As a recap for the folks who need recapping: My new book Redshirts came out today, and in its eBook format it was supposed to go out without digital rights management added to it. But when the book was released we found out that several of the major online bookstores had (for whatever reason) swaddled the book in DRM, contrary to our desires. Readers informed me, I informed Tor, Tor’s digital folks went into overdrive, both talking to the retailers to get the DRM switched off, and offering DRM-free replacement files for the people who had bought the book with it switched on. All within the space of hours.
Redshirts going out with the DRM switched on had the potential to be, bluntly, a major screw-up, but at the end of the day I think it turned into a textbook example of how to address a potential problem head on and fix it quickly and fairly for readers and buyers of the eBook.
To that end, I have people to thank.
First, thank you to everyone, here and on Twitter, who quickly reported about when and where they found DRM’d copies of Redshirts. It allowed me to give a usefully complete picture of the problem to the folks at Tor.
Second, thank you to my editor Patrick Nielsen Hayden, who found about the problem for me pretty much at the moment he woke up, and who started working to fix the problem roughly half a second later.

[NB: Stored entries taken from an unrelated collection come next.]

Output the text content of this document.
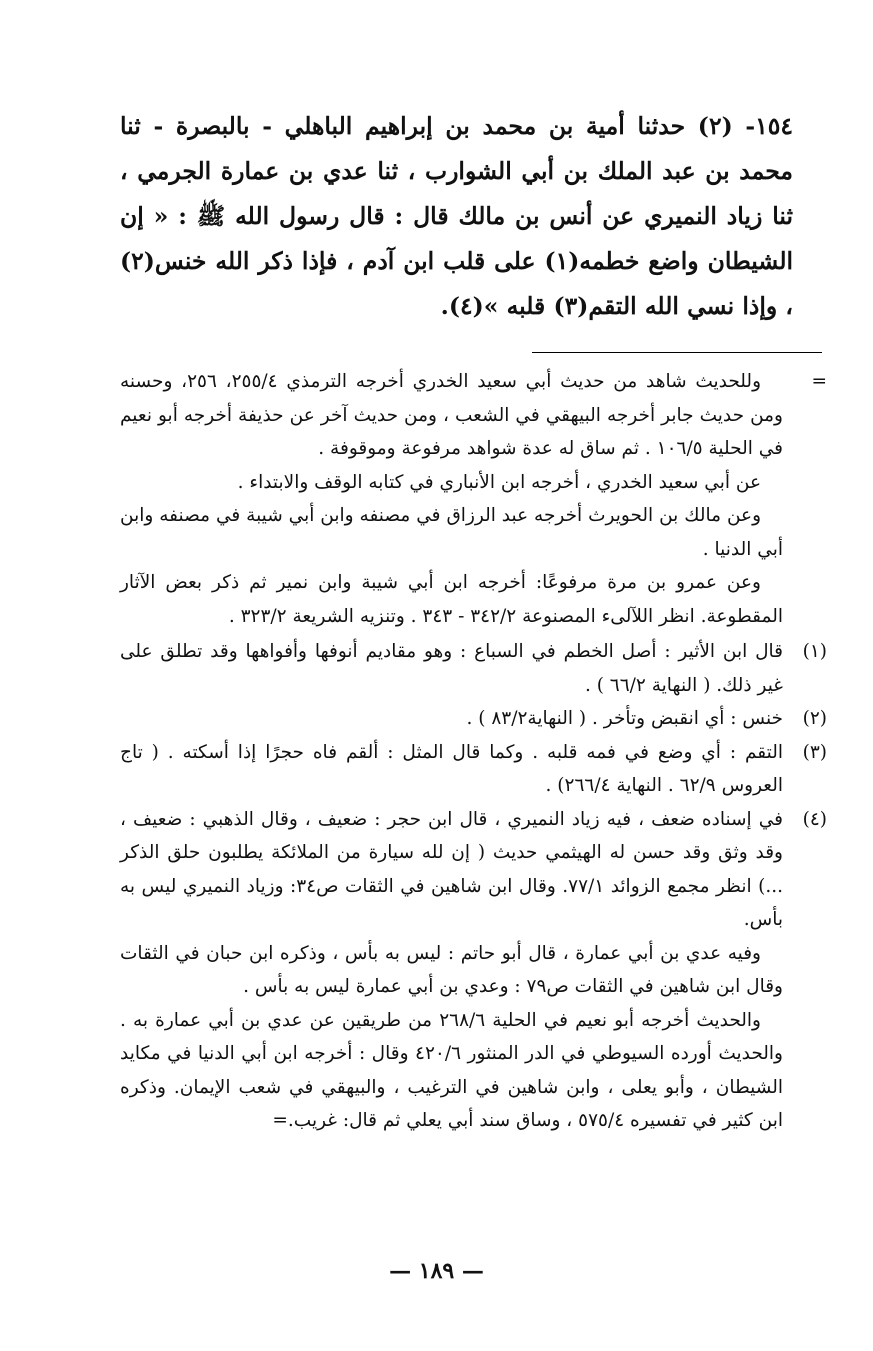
١٥٤- (٢) حدثنا أمية بن محمد بن إبراهيم الباهلي - بالبصرة - ثنا محمد بن عبد الملك بن أبي الشوارب ، ثنا عدي بن عمارة الجرمي ، ثنا زياد النميري عن أنس بن مالك قال : قال رسول الله ﷺ : « إن الشيطان واضع خطمه(١) على قلب ابن آدم ، فإذا ذكر الله خنس(٢) ، وإذا نسي الله التقم(٣) قلبه »(٤).

=

وللحديث شاهد من حديث أبي سعيد الخدري أخرجه الترمذي ٢٥٥/٤، ٢٥٦، وحسنه ومن حديث جابر أخرجه البيهقي في الشعب ، ومن حديث آخر عن حذيفة أخرجه أبو نعيم في الحلية ١٠٦/٥ . ثم ساق له عدة شواهد مرفوعة وموقوفة .

عن أبي سعيد الخدري ، أخرجه ابن الأنباري في كتابه الوقف والابتداء .

وعن مالك بن الحويرث أخرجه عبد الرزاق في مصنفه وابن أبي شيبة في مصنفه وابن أبي الدنيا .

وعن عمرو بن مرة مرفوعًا: أخرجه ابن أبي شيبة وابن نمير ثم ذكر بعض الآثار المقطوعة. انظر اللآلىء المصنوعة ٣٤٢/٢ - ٣٤٣ . وتنزيه الشريعة ٣٢٣/٢ .

(١)

قال ابن الأثير : أصل الخطم في السباع : وهو مقاديم أنوفها وأفواهها وقد تطلق على غير ذلك. ( النهاية ٦٦/٢ ) .

(٢)

خنس : أي انقبض وتأخر . ( النهاية٨٣/٢ ) .

(٣)

التقم : أي وضع في فمه قلبه . وكما قال المثل : ألقم فاه حجرًا إذا أسكته . ( تاج العروس ٦٢/٩ . النهاية ٢٦٦/٤) .

(٤)

في إسناده ضعف ، فيه زياد النميري ، قال ابن حجر : ضعيف ، وقال الذهبي : ضعيف ، وقد وثق وقد حسن له الهيثمي حديث ( إن لله سيارة من الملائكة يطلبون حلق الذكر ...) انظر مجمع الزوائد ٧٧/١. وقال ابن شاهين في الثقات ص٣٤: وزياد النميري ليس به بأس.

وفيه عدي بن أبي عمارة ، قال أبو حاتم : ليس به بأس ، وذكره ابن حبان في الثقات وقال ابن شاهين في الثقات ص٧٩ : وعدي بن أبي عمارة ليس به بأس .

والحديث أخرجه أبو نعيم في الحلية ٢٦٨/٦ من طريقين عن عدي بن أبي عمارة به . والحديث أورده السيوطي في الدر المنثور ٤٢٠/٦ وقال : أخرجه ابن أبي الدنيا في مكايد الشيطان ، وأبو يعلى ، وابن شاهين في الترغيب ، والبيهقي في شعب الإيمان. وذكره ابن كثير في تفسيره ٥٧٥/٤ ، وساق سند أبي يعلي ثم قال: غريب.=

— ١٨٩ —
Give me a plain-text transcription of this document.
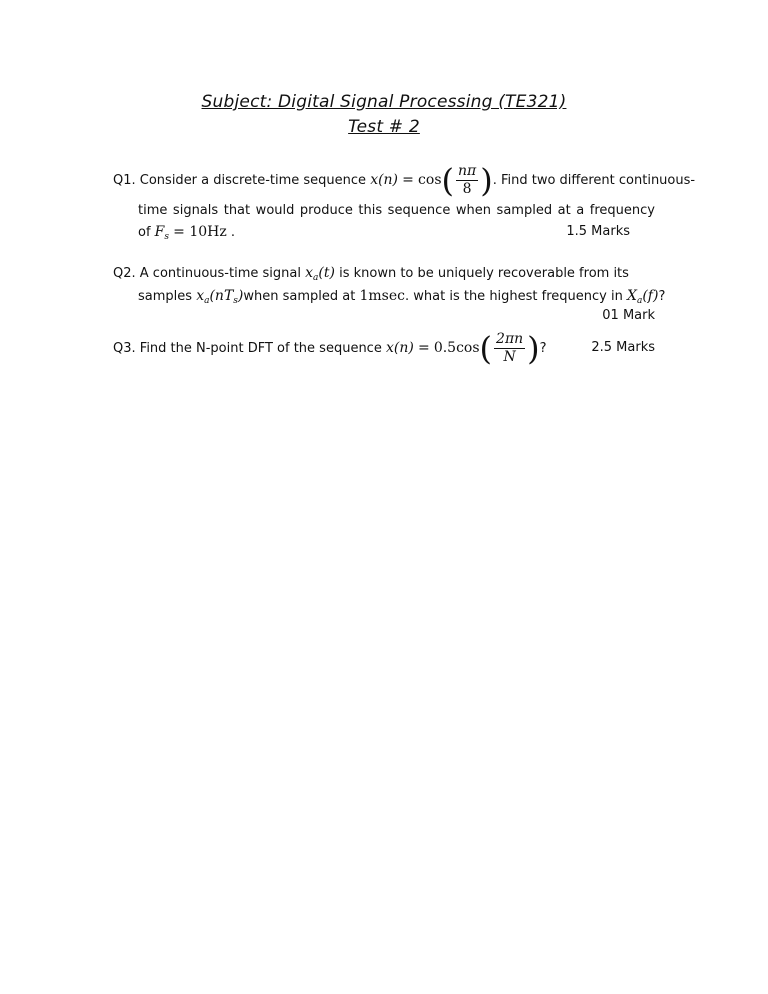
Subject: Digital Signal Processing (TE321)
Test # 2
Q1. Consider a discrete-time sequence $x(n) = \cos( \frac{n\pi}{8}$ ). Find two different continuous-
time signals that would produce this sequence when sampled at a frequency
of $F_s = 10Hz$ .	1.5 Marks
Q2. A continuous-time signal $x_a(t)$ is known to be uniquely recoverable from its
samples $x_a(nT_s)when$ sampled at 1msec. what is the highest frequency in $X_a(f)$?
01 Mark
Q3. Find the N-point DFT of the sequence $x(n) = 0.5\cos( \frac{2\pi n}{N}$ )?	2.5 Marks
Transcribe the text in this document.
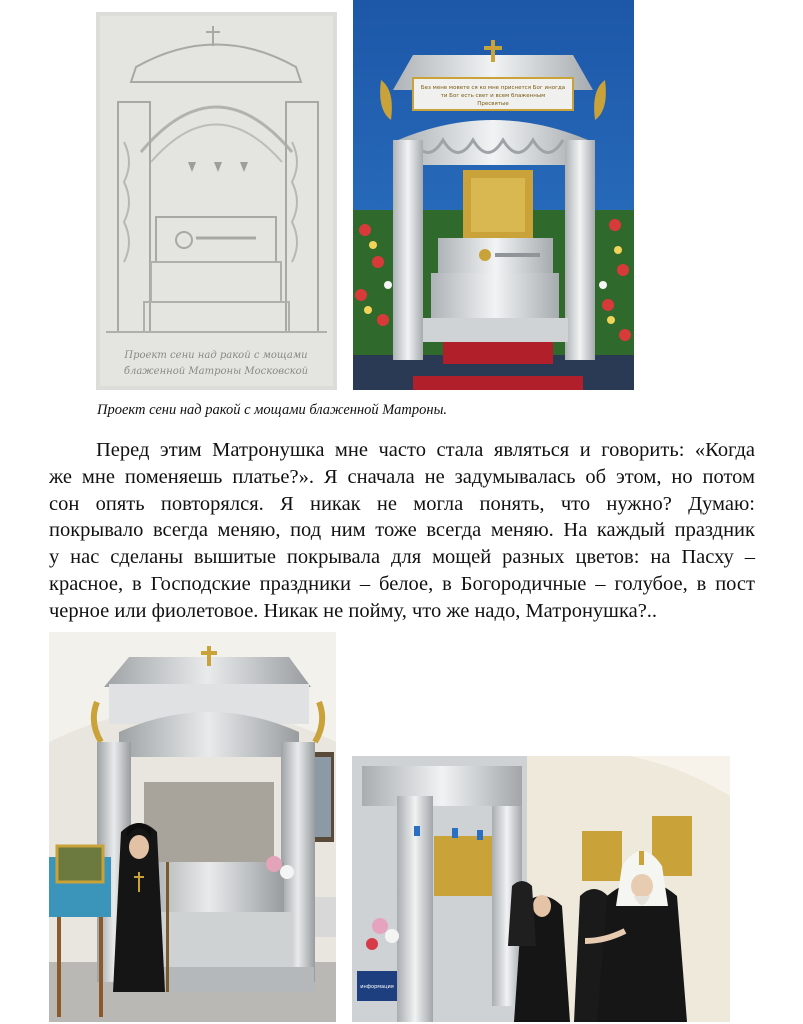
Проект сени над ракой с мощами
блаженной Матроны Московской
Без мене мовете ся ко мне приснется Бог иногда
ти Бог есть свет и всем блаженным
Пресвятые
Проект сени над ракой с мощами блаженной Матроны.
Перед этим Матронушка мне часто стала являться и говорить: «Когда
же мне поменяешь платье?». Я сначала не задумывалась об этом, но потом
сон опять повторялся. Я никак не могла понять, что нужно? Думаю:
покрывало всегда меняю, под ним тоже всегда меняю. На каждый праздник
у нас сделаны вышитые покрывала для мощей разных цветов: на Пасху –
красное, в Господские праздники – белое, в Богородичные – голубое, в пост
черное или фиолетовое. Никак не пойму, что же надо, Матронушка?..
информация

Third, thank you to Tor/Macmillan’s digital folks, and in particular Hillary Veith and Daniel Schwartz, who made contacting the retailers and offering an easy e-mail fix to affected readers their priority for the day.
Fourth, thanks to those retailers who helped to resolve the issue on their end and especially those who will follow up with their customers, so they can have the DRM-free experience they were promised.
Finally, thanks to Tor and to Macmillan for moving at unheard-of speeds to fix the problem. From my point of view, this wasn’t just a technical issue, this was my book, bought by my readers, on its release day. To have the problem recognized, addressed and solved within hours was a huge relief to me, and also showed that Tor/Macmillan are serious about this DRM-free initiative of theirs. That makes me happy, and I think should make readers happy.
And now I am going to have a cookie. Maybe even two. I deserve them, damn it.